An effective guardrail log captures the result, the scope (input or output), the action taken, and the trigger reason. It should be append-only and queryable by agent, rule, and time range — so you can answer questions like "how often did this PII rule fire over the last 30 days?"

Praesidia is designed around this model. Guardrail evaluation runs before a task is executed, so a block actually prevents the task from executing rather than merely logging that it should have been stopped. Every evaluation writes to an append-only log with result, scope, action, and trigger reason. The default fail mode is closed, with a per-guardrail override available for cases where availability is the primary concern. For a broader comparison of controls, see guardrails vs evals vs monitoring and content guardrails for AI agents. For guidance on applying these principles to a specific high-risk scenario, see data exfiltration risks in agentic AI.

Common questions

Should I start with block or warn for a new guardrail rule?

Start with warn unless the rule detects something high-confidence and categorically unacceptable, such as a hardcoded credential or a private key pattern. Warn gives you real-traffic data to assess false-positive rates before you commit to blocking legitimate operations. Running in warn-only mode for a week or two before promoting a security rule to block is a reasonable default practice.

What should happen when a guardrail evaluation errors out?

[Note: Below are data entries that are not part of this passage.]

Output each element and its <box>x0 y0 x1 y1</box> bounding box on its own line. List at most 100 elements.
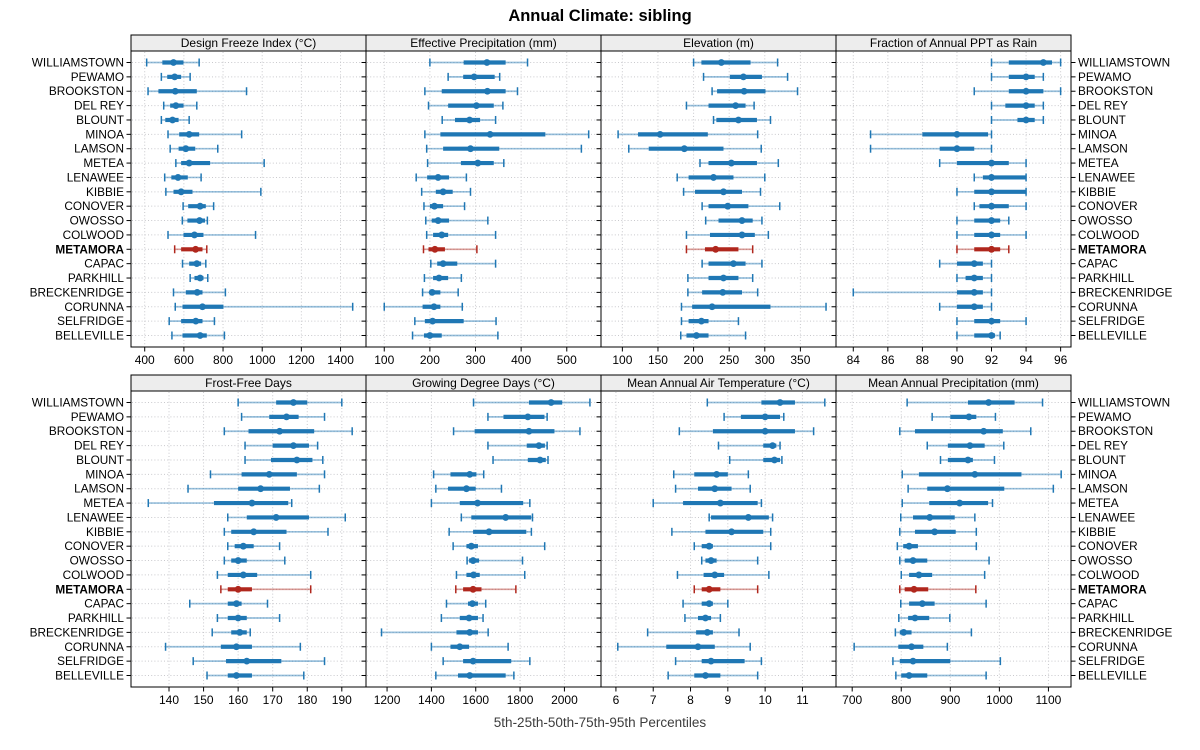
site-range-row <box>956 216 1010 225</box>
site-range-row <box>899 427 1032 436</box>
row-label-right: DEL REY <box>1078 99 1128 113</box>
median-dot <box>196 202 204 210</box>
median-dot <box>467 145 474 153</box>
median-dot <box>439 188 447 196</box>
median-dot <box>535 442 543 450</box>
site-range-row <box>227 542 281 551</box>
median-dot <box>694 643 702 651</box>
x-tick-label: 400 <box>511 353 531 367</box>
site-range-row <box>425 144 583 153</box>
site-range-row <box>167 130 243 139</box>
row-label-right: COLWOOD <box>1078 568 1139 582</box>
median-dot <box>192 317 200 325</box>
row-label-right: CONOVER <box>1078 199 1138 213</box>
site-range-row <box>487 441 548 450</box>
x-tick-label: 350 <box>790 353 810 367</box>
median-dot <box>169 116 176 124</box>
site-range-row <box>445 599 487 608</box>
site-range-row <box>452 542 546 551</box>
median-dot <box>467 542 475 550</box>
row-label-right: WILLIAMSTOWN <box>1078 56 1170 70</box>
row-label-right: BRECKENRIDGE <box>1078 285 1173 299</box>
site-range-row <box>892 657 1002 666</box>
median-dot <box>438 231 446 239</box>
site-range-row <box>990 115 1045 124</box>
x-tick-label: 8 <box>687 693 694 707</box>
median-dot <box>185 159 193 167</box>
row-label-left: BELLEVILLE <box>55 669 124 683</box>
median-dot <box>905 672 913 679</box>
row-label-right: METEA <box>1078 156 1119 170</box>
median-dot <box>193 260 201 268</box>
site-range-row <box>240 412 326 421</box>
median-dot <box>713 470 721 478</box>
median-dot <box>234 614 242 622</box>
row-label-left: SELFRIDGE <box>57 654 124 668</box>
x-tick-label: 190 <box>332 693 352 707</box>
row-label-left: CORUNNA <box>64 640 124 654</box>
median-dot <box>988 231 995 239</box>
median-dot <box>1039 59 1047 66</box>
x-tick-label: 96 <box>1054 353 1068 367</box>
median-dot <box>469 600 476 608</box>
panel-6: 6 7 8 9 10 11 Mean Annual Air Temperature (°C) <box>596 374 837 707</box>
median-dot <box>192 245 200 253</box>
site-range-row <box>165 187 262 196</box>
site-range-row <box>990 58 1062 67</box>
site-range-row <box>973 173 1027 182</box>
site-range-row <box>380 628 489 637</box>
median-dot <box>434 217 442 224</box>
median-dot <box>465 614 473 622</box>
median-dot <box>740 73 747 81</box>
median-dot <box>502 514 510 521</box>
site-range-row <box>700 556 759 565</box>
site-range-row <box>211 628 251 637</box>
median-dot <box>466 470 474 478</box>
row-label-right: BLOUNT <box>1078 453 1126 467</box>
median-dot <box>485 528 493 536</box>
site-range-row <box>938 302 993 311</box>
median-dot <box>953 130 961 138</box>
site-range-row <box>685 245 754 254</box>
row-label-left: CAPAC <box>84 257 124 271</box>
median-dot <box>956 499 964 507</box>
site-range-row <box>926 441 1005 450</box>
median-dot <box>469 585 477 593</box>
site-range-row <box>680 317 740 326</box>
row-label-left: METAMORA <box>55 582 124 596</box>
site-range-row <box>895 671 987 680</box>
row-label-left: WILLIAMSTOWN <box>32 396 124 410</box>
x-tick-label: 2000 <box>551 693 578 707</box>
x-tick-label: 1100 <box>1036 693 1062 707</box>
median-dot <box>988 317 995 325</box>
x-tick-label: 11 <box>796 693 809 707</box>
row-label-left: CAPAC <box>84 597 124 611</box>
median-dot <box>1022 87 1030 95</box>
row-label-right: OWOSSO <box>1078 554 1132 568</box>
panel-plot-area <box>130 390 367 688</box>
site-range-row <box>168 317 216 326</box>
x-tick-label: 150 <box>194 693 214 707</box>
site-range-row <box>237 398 343 407</box>
median-dot <box>988 159 995 167</box>
site-range-row <box>680 331 747 340</box>
median-dot <box>698 317 705 325</box>
x-tick-label: 92 <box>985 353 999 367</box>
median-dot <box>199 303 206 311</box>
row-label-right: BELLEVILLE <box>1078 329 1147 343</box>
median-dot <box>693 332 700 339</box>
median-dot <box>905 542 913 550</box>
panel-strip-label: Design Freeze Index (°C) <box>181 36 317 50</box>
site-range-row <box>209 470 326 479</box>
row-label-left: CORUNNA <box>64 300 124 314</box>
panel-strip <box>835 374 1072 392</box>
site-range-row <box>455 585 517 594</box>
x-tick-label: 1400 <box>327 353 354 367</box>
site-range-row <box>708 513 774 522</box>
panel-0: 400 600 800 1000 1200 1400 Design Freeze Index… <box>126 34 367 367</box>
site-range-row <box>906 398 1044 407</box>
x-tick-label: 180 <box>297 693 317 707</box>
site-range-row <box>244 441 319 450</box>
median-dot <box>953 145 961 153</box>
median-dot <box>724 202 732 210</box>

Default to closed: treat an evaluation error the same as a triggered block, and surface the failure in your audit log. The alternative — silently passing content when evaluation fails — creates a bypass path for any attacker who can reliably induce evaluation failures. Reserve fail-open for non-security guardrails where checker downtime is more disruptive than the content risk it is guarding against.

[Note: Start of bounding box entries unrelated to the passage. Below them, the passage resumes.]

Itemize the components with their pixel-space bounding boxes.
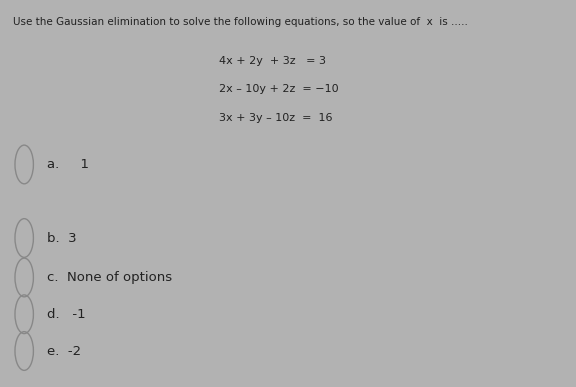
Text: 3x + 3y – 10z  =  16: 3x + 3y – 10z = 16 [219,113,332,123]
Text: 4x + 2y  + 3z   = 3: 4x + 2y + 3z = 3 [219,56,326,66]
Text: 2x – 10y + 2z  = −10: 2x – 10y + 2z = −10 [219,84,339,94]
Text: e.  -2: e. -2 [47,344,81,358]
Text: Use the Gaussian elimination to solve the following equations, so the value of  : Use the Gaussian elimination to solve th… [13,17,468,27]
Text: c.  None of options: c. None of options [47,271,172,284]
Text: b.  3: b. 3 [47,231,77,245]
Text: a.     1: a. 1 [47,158,89,171]
Text: d.   -1: d. -1 [47,308,86,321]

Can the same rule apply different actions on input versus output?

Yes, and in many cases it should. Input guardrails intercept what the agent receives; output guardrails intercept what the agent produces. PII in a user prompt may be legitimate context the agent needs to function; PII echoed verbatim in an agent response may be a compliance violation. Scoping allows you to redact on output while only warning on input, matching the enforcement action to the actual risk direction rather than applying a single policy to both surfaces.